One of the peaks of weird in popular music, Ummagumma is also one of my favorite albums.
The Live Album is, to my mind, of dubious quality (Astronomy Domine, for example, is better
heard in its original context on Piper at the Gates of Dawn), exception made for the quite
brilliant version of 'Careful with that Axe, Eugene'. Seen in its context, however,
the Live Album is a touching tribute to Syd Barret who no longer performed with the band.

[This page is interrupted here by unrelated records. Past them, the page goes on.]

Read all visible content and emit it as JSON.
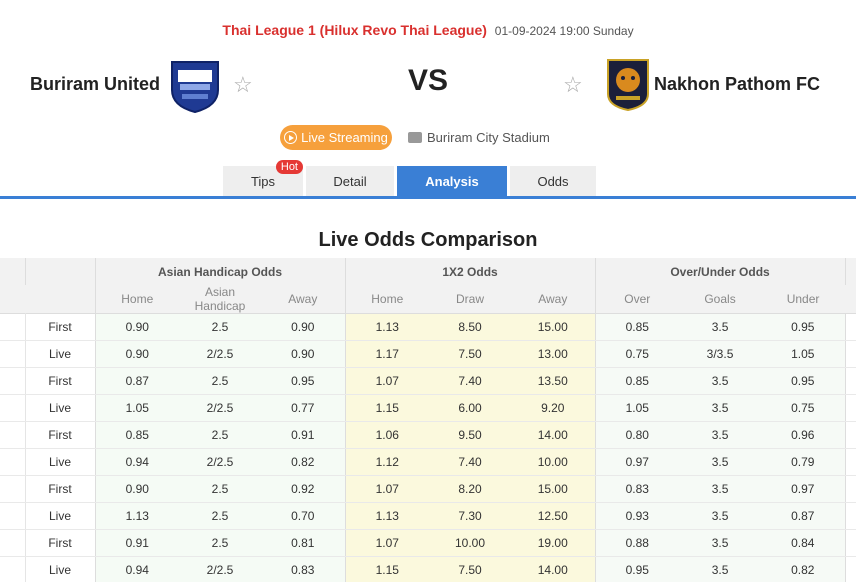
{
  "league": {
    "name": "Thai League 1 (Hilux Revo Thai League)",
    "datetime": "01-09-2024 19:00 Sunday"
  },
  "teams": {
    "home": "Buriram United",
    "away": "Nakhon Pathom FC",
    "vs": "VS"
  },
  "live_streaming": "Live Streaming",
  "stadium": "Buriram City Stadium",
  "tabs": {
    "tips": "Tips",
    "hot": "Hot",
    "detail": "Detail",
    "analysis": "Analysis",
    "odds": "Odds"
  },
  "section_title": "Live Odds Comparison",
  "groups": {
    "ah": "Asian Handicap Odds",
    "x12": "1X2 Odds",
    "ou": "Over/Under Odds"
  },
  "subheads": {
    "ah": [
      "Home",
      "Asian Handicap",
      "Away"
    ],
    "x12": [
      "Home",
      "Draw",
      "Away"
    ],
    "ou": [
      "Over",
      "Goals",
      "Under"
    ]
  },
  "rows": [
    {
      "label": "First",
      "ah": [
        "0.90",
        "2.5",
        "0.90"
      ],
      "x12": [
        "1.13",
        "8.50",
        "15.00"
      ],
      "ou": [
        "0.85",
        "3.5",
        "0.95"
      ]
    },
    {
      "label": "Live",
      "ah": [
        "0.90",
        "2/2.5",
        "0.90"
      ],
      "x12": [
        "1.17",
        "7.50",
        "13.00"
      ],
      "ou": [
        "0.75",
        "3/3.5",
        "1.05"
      ]
    },
    {
      "label": "First",
      "ah": [
        "0.87",
        "2.5",
        "0.95"
      ],
      "x12": [
        "1.07",
        "7.40",
        "13.50"
      ],
      "ou": [
        "0.85",
        "3.5",
        "0.95"
      ]
    },
    {
      "label": "Live",
      "ah": [
        "1.05",
        "2/2.5",
        "0.77"
      ],
      "x12": [
        "1.15",
        "6.00",
        "9.20"
      ],
      "ou": [
        "1.05",
        "3.5",
        "0.75"
      ]
    },
    {
      "label": "First",
      "ah": [
        "0.85",
        "2.5",
        "0.91"
      ],
      "x12": [
        "1.06",
        "9.50",
        "14.00"
      ],
      "ou": [
        "0.80",
        "3.5",
        "0.96"
      ]
    },
    {
      "label": "Live",
      "ah": [
        "0.94",
        "2/2.5",
        "0.82"
      ],
      "x12": [
        "1.12",
        "7.40",
        "10.00"
      ],
      "ou": [
        "0.97",
        "3.5",
        "0.79"
      ]
    },
    {
      "label": "First",
      "ah": [
        "0.90",
        "2.5",
        "0.92"
      ],
      "x12": [
        "1.07",
        "8.20",
        "15.00"
      ],
      "ou": [
        "0.83",
        "3.5",
        "0.97"
      ]
    },
    {
      "label": "Live",
      "ah": [
        "1.13",
        "2.5",
        "0.70"
      ],
      "x12": [
        "1.13",
        "7.30",
        "12.50"
      ],
      "ou": [
        "0.93",
        "3.5",
        "0.87"
      ]
    },
    {
      "label": "First",
      "ah": [
        "0.91",
        "2.5",
        "0.81"
      ],
      "x12": [
        "1.07",
        "10.00",
        "19.00"
      ],
      "ou": [
        "0.88",
        "3.5",
        "0.84"
      ]
    },
    {
      "label": "Live",
      "ah": [
        "0.94",
        "2/2.5",
        "0.83"
      ],
      "x12": [
        "1.15",
        "7.50",
        "14.00"
      ],
      "ou": [
        "0.95",
        "3.5",
        "0.82"
      ]
    }
  ],
  "colors": {
    "accent": "#3a7fd5",
    "league_red": "#d9302e",
    "live_orange": "#f6a03c"
  }
}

Even though Syd Barret's creativity and skill in composition had been lost, some of the
compositions on the Studio Album are good, though they tend to lack the melodic and quite
ingraspable traits that Barret's compositions features. Nevertheless, the Studio Album is original,
to say the least: when the four men split up to work separately, their bizzare ideas and dreams
could unravel completely and uncorrected and the result is a truly impressive variety of sounds
and themes. The spectre of sounds, like human dreams, span from soothing harmony in 'Grantchester
Meadows' to Wright's frightening Sysyphus-compositions.
Another common (and perhaps more historically correct) perception of Ummagumma is of it as an
experiment: in Barret's absence, the band needed a restructuring and a new writer had to be
appointed. Further, the band also experimented with various playbacks and samples and in the
light of these experiences, they could produce more mainstream albums by the dawn of the 1970's.
The band had also perfected another of its trademarks by Ummagumma: the tradition of great covers.
Not only is the 'picture is the picture in the picture ...' effect interesting, it becomes truly
psychedelic and interesting as the pictures are not identical. As well, the cover features a reference
to the film Gigi, with which the
album is synchronized.
Whether an independent work of art or merely an experiment, Ummagumma remains an unique and invaluable
musical experience. Certianly not as an introduction to psychedelia, but as a part of the experience at
large, this album - and every aspect of it - remains among my favorites. While the loss of Syd Barret's
genius was significant to music in general and Pink Floyd in particular, musical history without
'Ummagumma' would not have been quite the same.